Black members in UNISON work to improve equality in the workplace and challenge racism and discrimination.

It is important that there is a visible and vocal presence of the Black members’ experience. Black members’ self-organised groups (SOGs) work in partnership with other parts of the union to identify and promote our race equality agenda. Contact Bill Acharjee to get involved with the Black Members’ SOG, and have your voice heard.

UNISON Definition of Black

Black members: in UNISON ‘Black’ is used to indicate people with a shared history. Black with a capital ‘B’ is used in its broad political and inclusive sense to describe people in Britain that have suffered colonialism and enslavement in the past and continue to experience racism and diminished opportunities in today’s society.

Visit the national Black members’ site


Meet Your Officer:

Email: bill.acharjee@solent.ac.uk 

UNISON Roles:
Black Members Officer · Employment Relations Act Accredited Rep · Equality Rep 

Interests:
Equality activist roles with UNISON and Stand Up To Racism to campaign for change and fight injustice in the workplace and wider-community. I have been an active musician (bass player) with many years’ operating in the music industry, such as; playing in bands, event and band management, as well as music production and composition. I have also had the pleasure of sharing stages with some of UK’s finest acts such as Arctic Monkeys, Ash, The Maccabees, Young Knives to name a few. I am the father of two little rascal boys who constantly challenge and entertain me, as well as being a pescatarian by choice but love all kinds of vegetarian/vegan food, particularly Indian, Thai and Chinese cuisine but try not to discriminate with my choices. Apart from binge watching films, documentaries and TV shows on Netflix, I love to run and cycle to keep my body and mind healthy. That said, I do also have a firm affinity with Unity Brewing Companies craft ales, as well as being very conscientious about environmental issues. 

Goals:
As a second generation British Asian, I was born and raised in Southampton where, throughout my adolescent and adult life, I have been subjected to incidents of racism, prejudice and discrimination from verbal to physical, directly and indirectly within my time at school, college, university, professional workplace environments, socialising in bars and clubs and even when stepping out of the front door of my home.

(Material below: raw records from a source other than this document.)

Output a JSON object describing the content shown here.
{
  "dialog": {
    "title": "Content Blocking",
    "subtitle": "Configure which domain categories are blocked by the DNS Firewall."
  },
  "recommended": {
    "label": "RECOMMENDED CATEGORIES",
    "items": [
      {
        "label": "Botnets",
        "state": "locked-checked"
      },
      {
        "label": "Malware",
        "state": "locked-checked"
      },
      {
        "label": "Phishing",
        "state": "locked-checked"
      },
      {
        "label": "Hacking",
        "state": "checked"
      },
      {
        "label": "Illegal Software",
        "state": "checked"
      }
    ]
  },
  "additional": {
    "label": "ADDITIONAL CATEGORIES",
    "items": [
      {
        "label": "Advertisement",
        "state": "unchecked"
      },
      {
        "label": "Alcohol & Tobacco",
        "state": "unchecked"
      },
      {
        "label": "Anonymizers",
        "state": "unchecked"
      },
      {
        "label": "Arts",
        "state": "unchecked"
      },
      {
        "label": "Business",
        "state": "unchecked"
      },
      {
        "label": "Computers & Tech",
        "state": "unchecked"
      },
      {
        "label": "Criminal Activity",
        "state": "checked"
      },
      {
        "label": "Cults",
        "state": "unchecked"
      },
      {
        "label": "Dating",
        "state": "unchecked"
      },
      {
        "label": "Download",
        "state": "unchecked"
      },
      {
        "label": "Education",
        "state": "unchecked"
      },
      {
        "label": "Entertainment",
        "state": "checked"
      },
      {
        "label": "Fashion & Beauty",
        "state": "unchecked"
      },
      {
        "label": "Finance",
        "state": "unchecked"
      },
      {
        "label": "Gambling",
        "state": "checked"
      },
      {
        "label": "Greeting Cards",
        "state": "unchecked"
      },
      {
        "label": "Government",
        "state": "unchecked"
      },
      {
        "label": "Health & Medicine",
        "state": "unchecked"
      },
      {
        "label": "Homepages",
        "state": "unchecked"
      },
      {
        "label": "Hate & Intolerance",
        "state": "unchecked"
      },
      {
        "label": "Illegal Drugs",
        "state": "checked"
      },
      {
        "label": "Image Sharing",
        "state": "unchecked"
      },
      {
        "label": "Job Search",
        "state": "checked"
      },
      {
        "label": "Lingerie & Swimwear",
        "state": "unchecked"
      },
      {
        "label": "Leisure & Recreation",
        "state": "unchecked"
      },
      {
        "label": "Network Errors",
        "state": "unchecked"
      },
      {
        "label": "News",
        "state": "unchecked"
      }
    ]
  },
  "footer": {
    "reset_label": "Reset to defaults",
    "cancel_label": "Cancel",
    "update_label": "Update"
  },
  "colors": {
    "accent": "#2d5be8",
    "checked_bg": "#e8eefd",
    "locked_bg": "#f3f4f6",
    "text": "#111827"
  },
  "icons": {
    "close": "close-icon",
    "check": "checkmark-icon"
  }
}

I do not believe that anyone, who is considered to be ‘different’, should have to accept this type of prejudice and discrimination within their workplace or their neighbourhood! I strongly believe that by developing and nurturing a diverse cultural society, where people from all walks of life, different faiths, skin tone and beliefs can coexist, can be achieved to ensure a positive future for ourselves, our community and the next generation. My aim for this position is to organise events and workshops that will bring communities together to entertain, educate and empower but equally, I want to help, support and represent our Black members who may not have a voice or confidence to help themselves or speak out about issues of injustice that they may be experiencing. 

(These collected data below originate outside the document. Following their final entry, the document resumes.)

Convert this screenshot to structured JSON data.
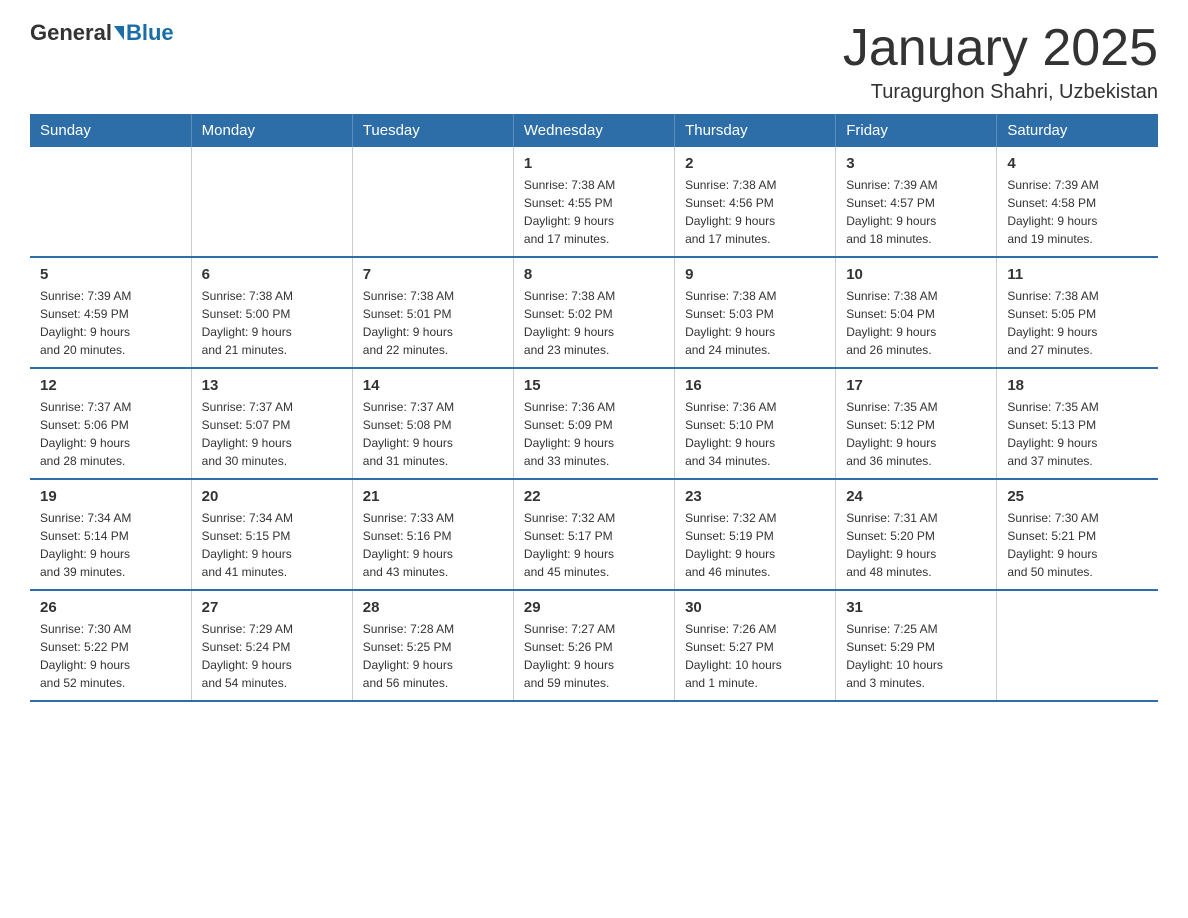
{
  "header": {
    "logo": {
      "general": "General",
      "blue": "Blue"
    },
    "title": "January 2025",
    "location": "Turagurghon Shahri, Uzbekistan"
  },
  "calendar": {
    "days_of_week": [
      "Sunday",
      "Monday",
      "Tuesday",
      "Wednesday",
      "Thursday",
      "Friday",
      "Saturday"
    ],
    "weeks": [
      [
        {
          "day": "",
          "info": ""
        },
        {
          "day": "",
          "info": ""
        },
        {
          "day": "",
          "info": ""
        },
        {
          "day": "1",
          "info": "Sunrise: 7:38 AM\nSunset: 4:55 PM\nDaylight: 9 hours\nand 17 minutes."
        },
        {
          "day": "2",
          "info": "Sunrise: 7:38 AM\nSunset: 4:56 PM\nDaylight: 9 hours\nand 17 minutes."
        },
        {
          "day": "3",
          "info": "Sunrise: 7:39 AM\nSunset: 4:57 PM\nDaylight: 9 hours\nand 18 minutes."
        },
        {
          "day": "4",
          "info": "Sunrise: 7:39 AM\nSunset: 4:58 PM\nDaylight: 9 hours\nand 19 minutes."
        }
      ],
      [
        {
          "day": "5",
          "info": "Sunrise: 7:39 AM\nSunset: 4:59 PM\nDaylight: 9 hours\nand 20 minutes."
        },
        {
          "day": "6",
          "info": "Sunrise: 7:38 AM\nSunset: 5:00 PM\nDaylight: 9 hours\nand 21 minutes."
        },
        {
          "day": "7",
          "info": "Sunrise: 7:38 AM\nSunset: 5:01 PM\nDaylight: 9 hours\nand 22 minutes."
        },
        {
          "day": "8",
          "info": "Sunrise: 7:38 AM\nSunset: 5:02 PM\nDaylight: 9 hours\nand 23 minutes."
        },
        {
          "day": "9",
          "info": "Sunrise: 7:38 AM\nSunset: 5:03 PM\nDaylight: 9 hours\nand 24 minutes."
        },
        {
          "day": "10",
          "info": "Sunrise: 7:38 AM\nSunset: 5:04 PM\nDaylight: 9 hours\nand 26 minutes."
        },
        {
          "day": "11",
          "info": "Sunrise: 7:38 AM\nSunset: 5:05 PM\nDaylight: 9 hours\nand 27 minutes."
        }
      ],
      [
        {
          "day": "12",
          "info": "Sunrise: 7:37 AM\nSunset: 5:06 PM\nDaylight: 9 hours\nand 28 minutes."
        },
        {
          "day": "13",
          "info": "Sunrise: 7:37 AM\nSunset: 5:07 PM\nDaylight: 9 hours\nand 30 minutes."
        },
        {
          "day": "14",
          "info": "Sunrise: 7:37 AM\nSunset: 5:08 PM\nDaylight: 9 hours\nand 31 minutes."
        },
        {
          "day": "15",
          "info": "Sunrise: 7:36 AM\nSunset: 5:09 PM\nDaylight: 9 hours\nand 33 minutes."
        },
        {
          "day": "16",
          "info": "Sunrise: 7:36 AM\nSunset: 5:10 PM\nDaylight: 9 hours\nand 34 minutes."
        },
        {
          "day": "17",
          "info": "Sunrise: 7:35 AM\nSunset: 5:12 PM\nDaylight: 9 hours\nand 36 minutes."
        },
        {
          "day": "18",
          "info": "Sunrise: 7:35 AM\nSunset: 5:13 PM\nDaylight: 9 hours\nand 37 minutes."
        }
      ],
      [
        {
          "day": "19",
          "info": "Sunrise: 7:34 AM\nSunset: 5:14 PM\nDaylight: 9 hours\nand 39 minutes."
        },
        {
          "day": "20",
          "info": "Sunrise: 7:34 AM\nSunset: 5:15 PM\nDaylight: 9 hours\nand 41 minutes."
        },
        {
          "day": "21",
          "info": "Sunrise: 7:33 AM\nSunset: 5:16 PM\nDaylight: 9 hours\nand 43 minutes."
        },
        {
          "day": "22",
          "info": "Sunrise: 7:32 AM\nSunset: 5:17 PM\nDaylight: 9 hours\nand 45 minutes."
        },
        {
          "day": "23",
          "info": "Sunrise: 7:32 AM\nSunset: 5:19 PM\nDaylight: 9 hours\nand 46 minutes."
        },
        {
          "day": "24",
          "info": "Sunrise: 7:31 AM\nSunset: 5:20 PM\nDaylight: 9 hours\nand 48 minutes."
        },
        {
          "day": "25",
          "info": "Sunrise: 7:30 AM\nSunset: 5:21 PM\nDaylight: 9 hours\nand 50 minutes."
        }
      ],
      [
        {
          "day": "26",
          "info": "Sunrise: 7:30 AM\nSunset: 5:22 PM\nDaylight: 9 hours\nand 52 minutes."
        },
        {
          "day": "27",
          "info": "Sunrise: 7:29 AM\nSunset: 5:24 PM\nDaylight: 9 hours\nand 54 minutes."
        },
        {
          "day": "28",
          "info": "Sunrise: 7:28 AM\nSunset: 5:25 PM\nDaylight: 9 hours\nand 56 minutes."
        },
        {
          "day": "29",
          "info": "Sunrise: 7:27 AM\nSunset: 5:26 PM\nDaylight: 9 hours\nand 59 minutes."
        },
        {
          "day": "30",
          "info": "Sunrise: 7:26 AM\nSunset: 5:27 PM\nDaylight: 10 hours\nand 1 minute."
        },
        {
          "day": "31",
          "info": "Sunrise: 7:25 AM\nSunset: 5:29 PM\nDaylight: 10 hours\nand 3 minutes."
        },
        {
          "day": "",
          "info": ""
        }
      ]
    ]
  }
}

What advice would you give to your younger self?
Being subjected to various forms of bullying and racial injustice has always had a negative impact on my mental health, feelings of isolation and that I am a ‘second class citizen’ that doesn’t belong. However, since joining UNISON and getting active with the National Black Members group, it has felt like I have a new family where I have met like-minded individuals who share the same values and beliefs. If I could time travel, the only advice I would give my younger self is to join the UNISON community from birth.